Sur le litige opposant la commune de Mâcon aux constructeurs :

2. Aux termes de l’article L. 5211-5 du code général des collectivités territoriales : « (…) III. - Le transfert des compétences entraîne de plein droit l’application à l’ensemble des biens, équipements et services publics nécessaires à leur exercice, ainsi qu’à l’ensemble des droits et obligations qui leur sont attachés à la date du transfert, des dispositions des trois premiers alinéas de l’article L. 1321-1, des deux premiers alinéas de l’article L. 1321-2 et des articles L. 1321-3, L. 1321-4 et L. 1321-5. / Toutefois, lorsque l’établissement public de coopération intercommunale est compétent en matière de zones d’activité économique, les biens immeubles des communes membres peuvent lui être transférés en pleine propriété, dans la mesure où ils sont nécessaires à l’exercice de cette compétence. Les conditions financières et patrimoniales du transfert des biens immobiliers sont décidées par délibérations concordantes de l’organe délibérant et des conseils municipaux des communes membres se prononçant dans les conditions de majorité qualifiée requise pour la création de l’établissement, au plus tard un an après le transfert de compétences. Dans les cas où l’exercice de la compétence est subordonné à la définition de l’intérêt communautaire, ce délai court à compter de sa définition. Il en va de même lorsque l’établissement public est compétent en matière de zones d’aménagement concerté. / L’établissement public de coopération intercommunale est substitué de plein droit, à la date du transfert des compétences, aux communes qui le créent dans toutes leurs délibérations et tous leurs actes. / Les contrats sont exécutés dans les conditions antérieures jusqu’à leur échéance, sauf accord contraire des parties. La substitution de personne morale aux contrats conclus par les communes n’entraîne aucun droit à résiliation ou à indemnisation pour le cocontractant. La commune qui transfère la compétence informe les cocontractants de cette substitution ».

3. Le transfert de compétences par une collectivité territoriale à un établissement public de coopération intercommunale, effectué sur le fondement des dispositions du code général des collectivités territoriales cités au point 2, implique en principe la substitution de plein droit de cet établissement à la collectivité dans l’ensemble de ses droits et obligations attachés à cette compétence, y compris lorsque ces obligations trouvent leur origine dans un événement antérieur au transfert.
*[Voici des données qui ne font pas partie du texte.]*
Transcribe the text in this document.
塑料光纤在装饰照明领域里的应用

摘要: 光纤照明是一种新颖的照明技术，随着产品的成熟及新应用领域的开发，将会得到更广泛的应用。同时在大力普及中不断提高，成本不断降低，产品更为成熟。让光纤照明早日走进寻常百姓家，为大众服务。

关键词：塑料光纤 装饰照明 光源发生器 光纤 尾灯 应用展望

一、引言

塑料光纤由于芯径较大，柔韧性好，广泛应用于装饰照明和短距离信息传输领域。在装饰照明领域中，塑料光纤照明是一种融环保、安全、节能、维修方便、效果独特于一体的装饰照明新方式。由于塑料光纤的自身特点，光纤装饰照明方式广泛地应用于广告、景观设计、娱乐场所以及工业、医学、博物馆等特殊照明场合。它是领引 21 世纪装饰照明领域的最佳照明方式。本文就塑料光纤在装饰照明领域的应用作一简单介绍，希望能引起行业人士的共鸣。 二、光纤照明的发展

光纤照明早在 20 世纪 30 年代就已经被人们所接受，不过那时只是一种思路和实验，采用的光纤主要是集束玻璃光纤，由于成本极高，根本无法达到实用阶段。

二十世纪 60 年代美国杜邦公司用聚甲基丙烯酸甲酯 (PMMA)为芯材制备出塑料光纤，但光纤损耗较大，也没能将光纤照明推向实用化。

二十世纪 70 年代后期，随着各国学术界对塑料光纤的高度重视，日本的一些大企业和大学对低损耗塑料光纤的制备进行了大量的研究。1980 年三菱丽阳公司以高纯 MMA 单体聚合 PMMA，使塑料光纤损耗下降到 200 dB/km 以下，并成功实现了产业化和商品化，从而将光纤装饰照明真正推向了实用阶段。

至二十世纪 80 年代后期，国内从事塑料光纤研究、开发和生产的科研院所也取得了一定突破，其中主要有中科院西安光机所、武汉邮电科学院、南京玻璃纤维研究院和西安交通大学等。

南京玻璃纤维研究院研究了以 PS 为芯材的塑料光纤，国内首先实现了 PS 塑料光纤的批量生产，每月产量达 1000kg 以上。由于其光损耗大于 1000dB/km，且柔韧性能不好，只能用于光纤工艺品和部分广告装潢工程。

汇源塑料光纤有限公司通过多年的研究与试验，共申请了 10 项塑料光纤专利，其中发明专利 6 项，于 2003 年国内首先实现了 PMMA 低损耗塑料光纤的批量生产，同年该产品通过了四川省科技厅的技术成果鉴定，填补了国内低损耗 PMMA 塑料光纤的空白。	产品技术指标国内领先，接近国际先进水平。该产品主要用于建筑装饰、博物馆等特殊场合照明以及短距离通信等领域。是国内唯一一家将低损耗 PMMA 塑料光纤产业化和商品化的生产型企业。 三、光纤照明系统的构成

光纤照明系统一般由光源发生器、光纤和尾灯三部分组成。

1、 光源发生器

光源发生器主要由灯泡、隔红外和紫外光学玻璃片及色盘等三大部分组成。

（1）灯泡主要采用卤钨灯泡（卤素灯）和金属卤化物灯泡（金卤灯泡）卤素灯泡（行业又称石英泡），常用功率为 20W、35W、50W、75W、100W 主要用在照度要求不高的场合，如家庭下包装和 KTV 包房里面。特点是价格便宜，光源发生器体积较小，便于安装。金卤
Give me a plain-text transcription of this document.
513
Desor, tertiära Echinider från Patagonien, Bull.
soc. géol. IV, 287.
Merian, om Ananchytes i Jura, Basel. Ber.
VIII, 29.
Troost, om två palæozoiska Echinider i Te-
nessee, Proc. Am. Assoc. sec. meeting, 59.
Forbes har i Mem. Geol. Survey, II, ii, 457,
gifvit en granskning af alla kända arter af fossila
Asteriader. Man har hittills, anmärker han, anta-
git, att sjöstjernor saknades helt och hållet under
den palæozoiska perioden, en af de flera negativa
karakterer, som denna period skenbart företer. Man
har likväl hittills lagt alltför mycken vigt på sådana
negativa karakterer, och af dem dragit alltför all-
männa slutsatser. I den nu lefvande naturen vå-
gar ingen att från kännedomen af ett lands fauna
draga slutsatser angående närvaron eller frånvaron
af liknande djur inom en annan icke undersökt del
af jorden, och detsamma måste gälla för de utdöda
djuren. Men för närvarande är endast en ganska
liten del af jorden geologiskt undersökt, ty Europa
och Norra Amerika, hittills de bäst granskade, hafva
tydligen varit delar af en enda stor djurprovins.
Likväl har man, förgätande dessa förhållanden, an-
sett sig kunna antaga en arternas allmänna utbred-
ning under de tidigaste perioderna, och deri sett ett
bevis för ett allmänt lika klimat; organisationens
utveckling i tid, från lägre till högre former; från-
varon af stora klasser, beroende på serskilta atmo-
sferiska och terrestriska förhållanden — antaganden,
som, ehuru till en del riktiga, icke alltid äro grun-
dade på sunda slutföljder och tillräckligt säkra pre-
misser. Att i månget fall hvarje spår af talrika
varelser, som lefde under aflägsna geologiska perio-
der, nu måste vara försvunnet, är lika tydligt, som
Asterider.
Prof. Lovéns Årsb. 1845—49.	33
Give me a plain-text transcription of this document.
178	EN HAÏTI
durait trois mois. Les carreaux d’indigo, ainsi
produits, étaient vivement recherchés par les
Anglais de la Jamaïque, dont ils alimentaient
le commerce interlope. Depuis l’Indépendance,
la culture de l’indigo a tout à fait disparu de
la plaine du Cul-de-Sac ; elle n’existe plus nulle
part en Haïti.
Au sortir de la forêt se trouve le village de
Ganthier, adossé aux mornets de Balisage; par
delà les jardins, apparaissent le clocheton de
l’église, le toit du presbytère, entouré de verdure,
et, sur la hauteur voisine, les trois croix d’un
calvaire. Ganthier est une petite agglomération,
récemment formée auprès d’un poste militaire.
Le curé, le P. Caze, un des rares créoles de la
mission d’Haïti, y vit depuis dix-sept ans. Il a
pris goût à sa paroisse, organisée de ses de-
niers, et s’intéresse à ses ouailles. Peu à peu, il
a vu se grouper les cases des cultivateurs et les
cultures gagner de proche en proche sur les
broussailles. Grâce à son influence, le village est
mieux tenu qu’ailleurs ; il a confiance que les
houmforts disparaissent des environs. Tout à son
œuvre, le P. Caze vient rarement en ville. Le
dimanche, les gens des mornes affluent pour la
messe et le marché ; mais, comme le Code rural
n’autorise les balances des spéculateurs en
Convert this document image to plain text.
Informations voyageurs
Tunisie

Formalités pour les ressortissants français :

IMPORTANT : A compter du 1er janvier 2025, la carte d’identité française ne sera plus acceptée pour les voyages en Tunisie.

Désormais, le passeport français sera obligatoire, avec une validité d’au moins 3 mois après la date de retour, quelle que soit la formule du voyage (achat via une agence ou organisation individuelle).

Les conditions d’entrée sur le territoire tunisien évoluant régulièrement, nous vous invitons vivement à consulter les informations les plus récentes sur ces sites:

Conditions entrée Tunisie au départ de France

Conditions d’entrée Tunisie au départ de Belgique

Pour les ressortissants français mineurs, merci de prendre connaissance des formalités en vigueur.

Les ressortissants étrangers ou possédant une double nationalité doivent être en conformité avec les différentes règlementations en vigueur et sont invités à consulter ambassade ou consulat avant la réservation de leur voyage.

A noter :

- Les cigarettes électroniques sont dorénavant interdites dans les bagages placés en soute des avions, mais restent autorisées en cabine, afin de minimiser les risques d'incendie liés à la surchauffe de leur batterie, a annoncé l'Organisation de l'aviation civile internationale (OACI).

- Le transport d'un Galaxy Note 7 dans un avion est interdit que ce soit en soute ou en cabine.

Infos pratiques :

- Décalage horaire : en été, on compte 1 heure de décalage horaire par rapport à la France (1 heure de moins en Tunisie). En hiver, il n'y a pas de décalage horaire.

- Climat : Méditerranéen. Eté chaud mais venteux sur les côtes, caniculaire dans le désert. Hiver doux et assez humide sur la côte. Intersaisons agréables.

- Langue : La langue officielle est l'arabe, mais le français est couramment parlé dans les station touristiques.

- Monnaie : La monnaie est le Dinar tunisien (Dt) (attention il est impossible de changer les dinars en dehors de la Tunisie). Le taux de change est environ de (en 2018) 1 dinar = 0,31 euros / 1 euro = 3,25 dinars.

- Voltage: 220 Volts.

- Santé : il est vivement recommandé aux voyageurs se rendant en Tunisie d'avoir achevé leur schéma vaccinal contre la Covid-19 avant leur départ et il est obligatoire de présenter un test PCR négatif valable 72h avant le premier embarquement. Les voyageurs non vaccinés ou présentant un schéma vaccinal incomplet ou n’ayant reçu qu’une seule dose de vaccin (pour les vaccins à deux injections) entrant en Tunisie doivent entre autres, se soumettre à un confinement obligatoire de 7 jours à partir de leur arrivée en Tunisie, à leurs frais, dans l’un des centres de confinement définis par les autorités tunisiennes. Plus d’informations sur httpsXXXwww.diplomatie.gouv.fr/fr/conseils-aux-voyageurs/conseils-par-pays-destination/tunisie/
4. Il résulte de l’instruction que, par une délibération du 13 décembre 2021 approuvant le procès-verbal de mise à disposition des locaux, la commune de Mâcon a avalisé la mise à disposition gratuite de MBA des biens meubles et immeubles de la cité de l’entreprise au titre du transfert de la compétence de « développement économique » en application de l’article L. 5211-5 du code général des collectivités territoriales. Le procès-verbal approuvé par cette délibération précise notamment en son article 6 que MBA « assumera la responsabilité de tous les dommages causés par les ouvrages (…) au titre des contentieux indemnitaires engagés à compter du 1er janvier 2021 » et que « la ville est responsable des dommages résultant desdits biens ou de leur exploitation survenus avant le 1er janvier 2022 au titre de contentieux ou de demandes préalables déposées avant cette date ». La requête ayant été enregistrée le 7 décembre 2023, MBA doit être regardée comme étant subrogé dans les droits de la commune de Mâcon, laquelle est dépourvue d’intérêt à agir. Dès lors, l’action engagée par la commune de Mâcon n’est pas recevable et doit être rejetée.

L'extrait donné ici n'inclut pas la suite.